Les sévices et attaques perpétuels forcent celles et ceux qui les subissent à s’adapter. Il y a deux conséquences possibles à ces violences répétées : la perte d’empathie (une forme d’apathie face à la violence) ou bien un grand désir de retourner à la maison (Song, 2018 : 1579). Le « retour à la maison » est la conséquence qui prédomine dans les ouvrages analysés. Cette thématique du retour à la maison n’est pas nouvelle dans la littérature de jeunesse (Nodelman, 1992 : 30), mais cette symbolique semble particulièrement forte dans les œuvres analysées : pour les divers personnages, l’espace du « chez-soi » est et restera l’endroit le plus sécuritaire où ils peuvent être. Dans le cas de la littérature autochtone (et surtout dans le cas de la thématique des pensionnats), ce retour à la maison est encore plus poignant, car il vient entre autres souligner les horreurs vécues par les pensionnaires, mais principalement le non-sens de la délocalisation forcée de jeunes autochtones hors de leurs familles. Dans les œuvres choisies, ce retour à la maison n’est rendu possible qu’à la fin de l’œuvre. Avant ce retour, le pensionnat demeure un lieu de captivité, un espace exigu et contraignant. La narratrice de Je ne suis pas un numéro dit par exemple : « J’avais envie d’écarter les bras, prête à voler comme [les sturnelles]. Je rêvais de m’envoler au loin, mais il n’y avait pas d’évasion possible pour moi. » (Florence & Grimard, 2017)
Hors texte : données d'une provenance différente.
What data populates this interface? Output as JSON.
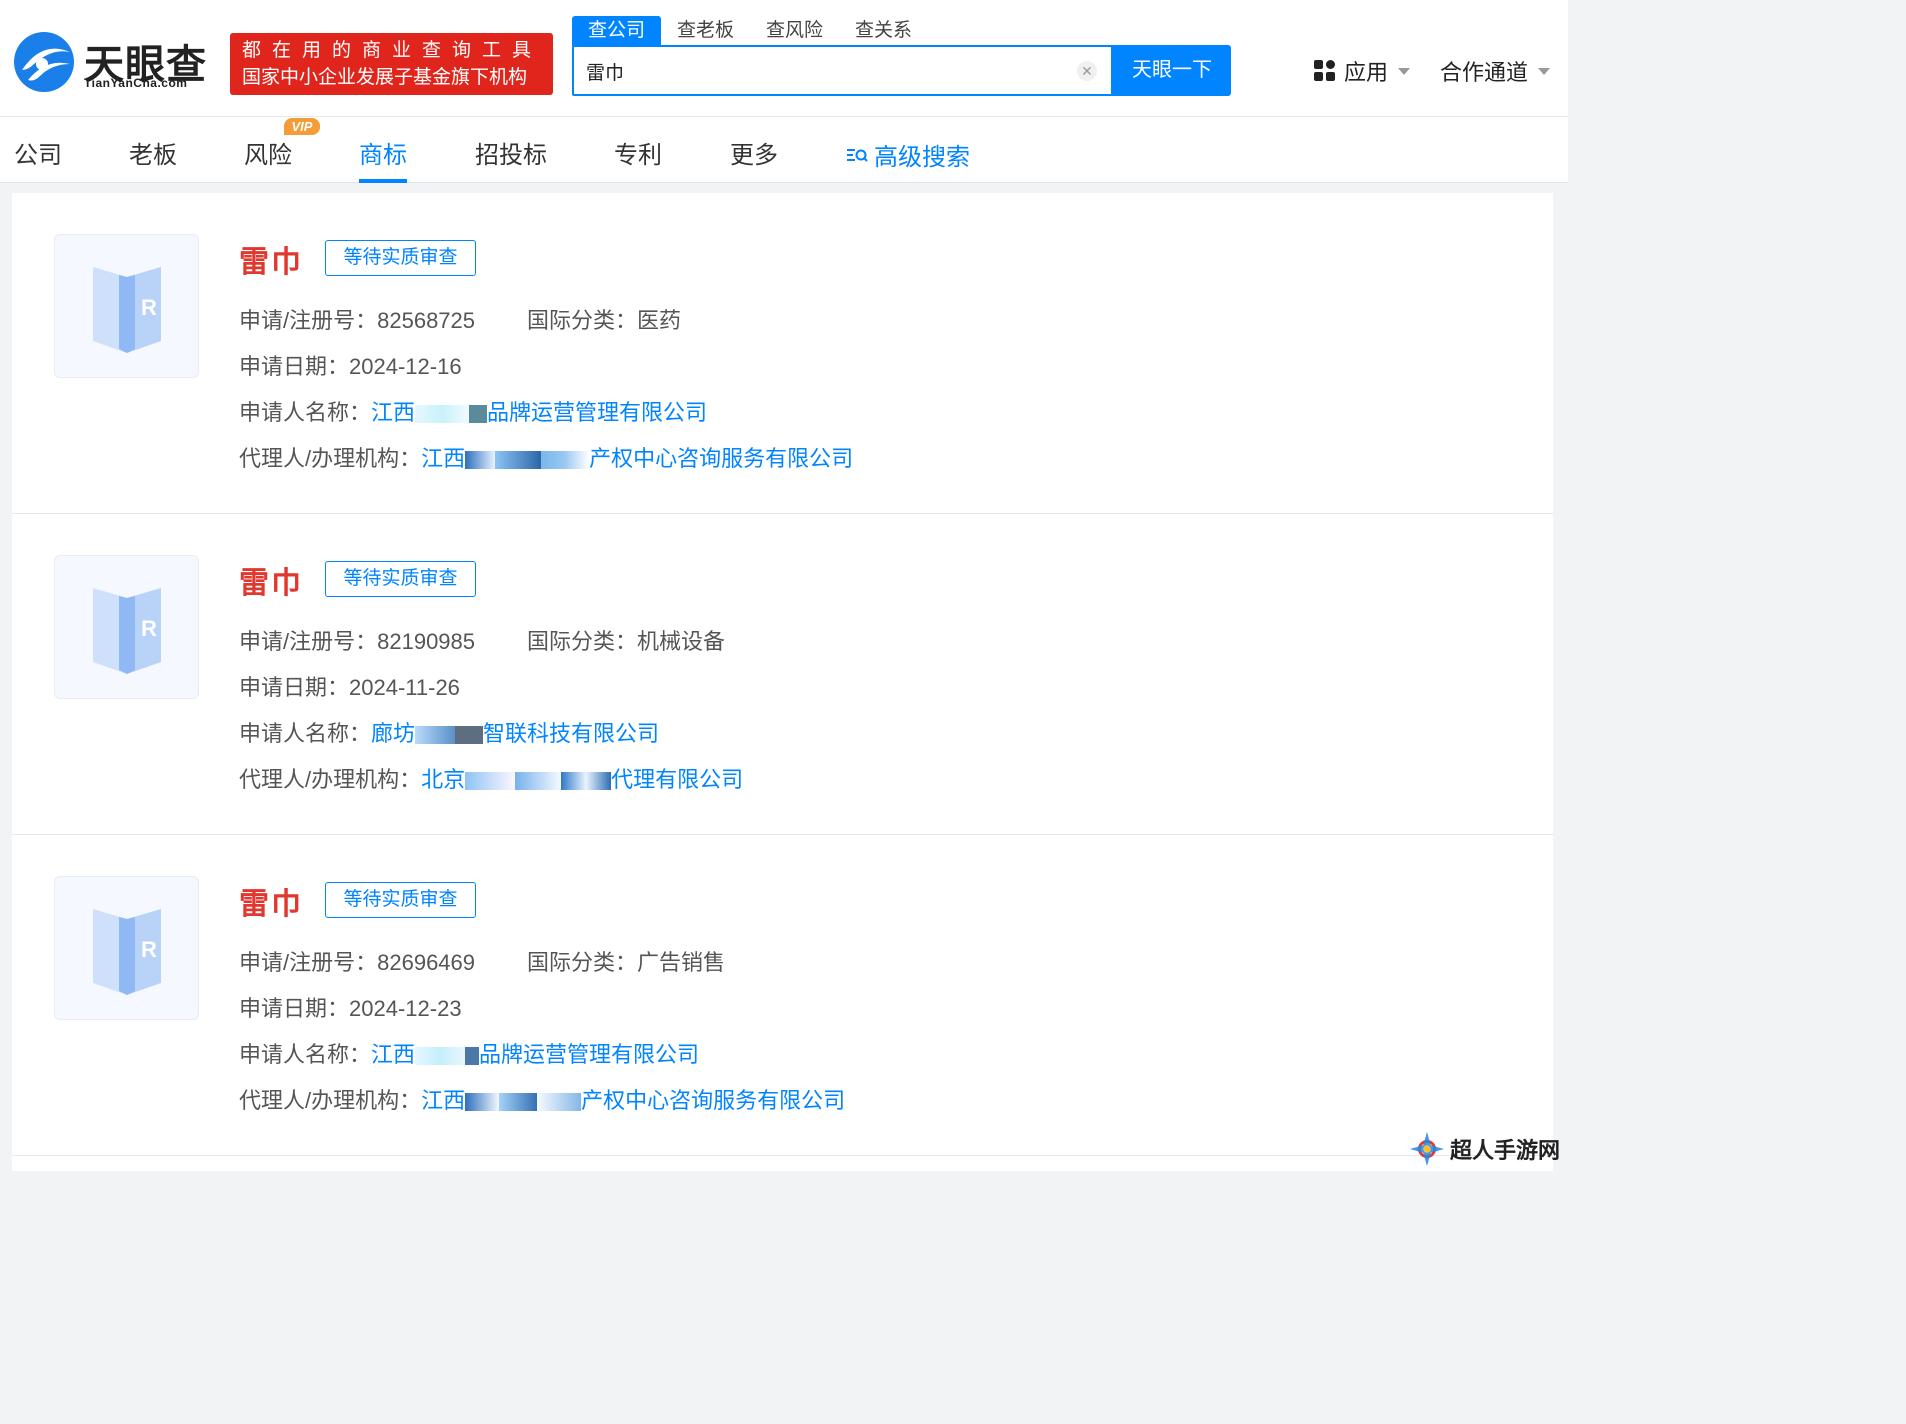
{
  "header": {
    "logo_text": "天眼查",
    "logo_sub": "TianYanCha.com",
    "slogan_line1": "都在用的商业查询工具",
    "slogan_line2": "国家中小企业发展子基金旗下机构",
    "search_tabs": [
      "查公司",
      "查老板",
      "查风险",
      "查关系"
    ],
    "search_value": "雷巾",
    "search_button": "天眼一下",
    "apps_label": "应用",
    "partner_label": "合作通道"
  },
  "nav": {
    "items": [
      "公司",
      "老板",
      "风险",
      "商标",
      "招投标",
      "专利",
      "更多"
    ],
    "vip_badge": "VIP",
    "advanced_search": "高级搜索"
  },
  "labels": {
    "reg_no": "申请/注册号：",
    "intl_class": "国际分类：",
    "apply_date": "申请日期：",
    "applicant": "申请人名称：",
    "agent": "代理人/办理机构："
  },
  "results": [
    {
      "name": "雷巾",
      "status": "等待实质审查",
      "reg_no": "82568725",
      "intl_class": "医药",
      "apply_date": "2024-12-16",
      "applicant_prefix": "江西",
      "applicant_suffix": "品牌运营管理有限公司",
      "agent_prefix": "江西",
      "agent_suffix": "产权中心咨询服务有限公司"
    },
    {
      "name": "雷巾",
      "status": "等待实质审查",
      "reg_no": "82190985",
      "intl_class": "机械设备",
      "apply_date": "2024-11-26",
      "applicant_prefix": "廊坊",
      "applicant_suffix": "智联科技有限公司",
      "agent_prefix": "北京",
      "agent_suffix": "代理有限公司"
    },
    {
      "name": "雷巾",
      "status": "等待实质审查",
      "reg_no": "82696469",
      "intl_class": "广告销售",
      "apply_date": "2024-12-23",
      "applicant_prefix": "江西",
      "applicant_suffix": "品牌运营管理有限公司",
      "agent_prefix": "江西",
      "agent_suffix": "产权中心咨询服务有限公司"
    }
  ],
  "watermark": "超人手游网",
  "colors": {
    "accent": "#0084ff",
    "brand_red": "#e0251c",
    "trademark_red": "#e0382f",
    "vip_orange": "#f39c38"
  }
}
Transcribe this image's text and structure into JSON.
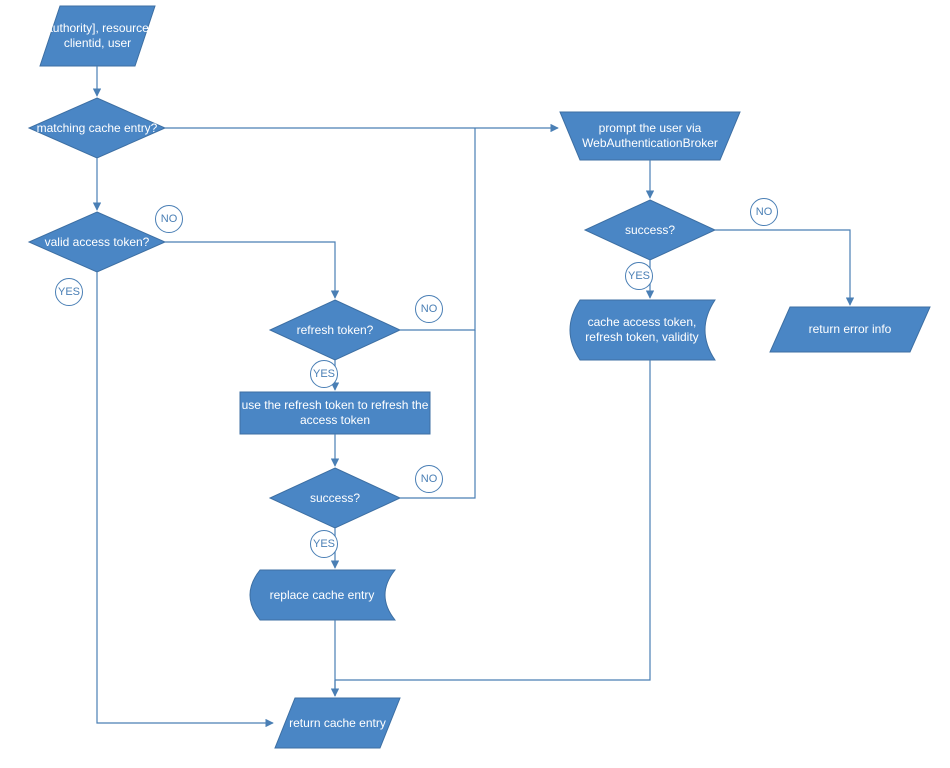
{
  "colors": {
    "fill": "#4a86c5",
    "stroke": "#3d6fa3",
    "line": "#4a7fb5"
  },
  "nodes": {
    "input": "[authority], resource, clientid, user",
    "matchingCache": "matching cache entry?",
    "validAccess": "valid access token?",
    "refreshToken": "refresh token?",
    "useRefresh": "use the refresh token to refresh the access token",
    "refreshSuccess": "success?",
    "replaceCache": "replace cache entry",
    "returnCache": "return cache entry",
    "promptUser": "prompt the user via WebAuthenticationBroker",
    "promptSuccess": "success?",
    "cacheAccess": "cache access token, refresh token, validity",
    "returnError": "return error info"
  },
  "labels": {
    "yes": "YES",
    "no": "NO"
  }
}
Les descriptions et les images des albums, quelquefois symboliquement très chargées, s’avèrent être un reflet d’une réalité telle qu’elle a été vécue. Ainsi, bien qu’elles ne présentent pas toute l’étendue des sévices, les conséquences psychologiques de ceux-ci sont évidentes, et l’absurdité de la politique des pensionnats l’est encore davantage. Le livre Je ne suis pas un numéro va beaucoup plus loin dans la représentation de la maltraitance, dépeignant en images et en mots certains actes perpétrés, par exemple des actes de violences physiques et psychologiques. Toutefois, aucun des ouvrages n’aborde la question des sévices sexuels, bien que les pensionnats aient été un endroit où ce type de violence était perpétré, comme le prouvent les témoignages recueillis (Aboriginal Healing Foundation, Benett et al., cité dans Neeganagwedgin, 2014 : 33)11. L’album Quand on était seuls ne traite nullement de violence, qu’elle soit physique ou psychologique, l’œuvre s’attardant plutôt à un autre objectif des pensionnats (qui est également une forme de violence sournoise) : la perte de l’identité autochtone.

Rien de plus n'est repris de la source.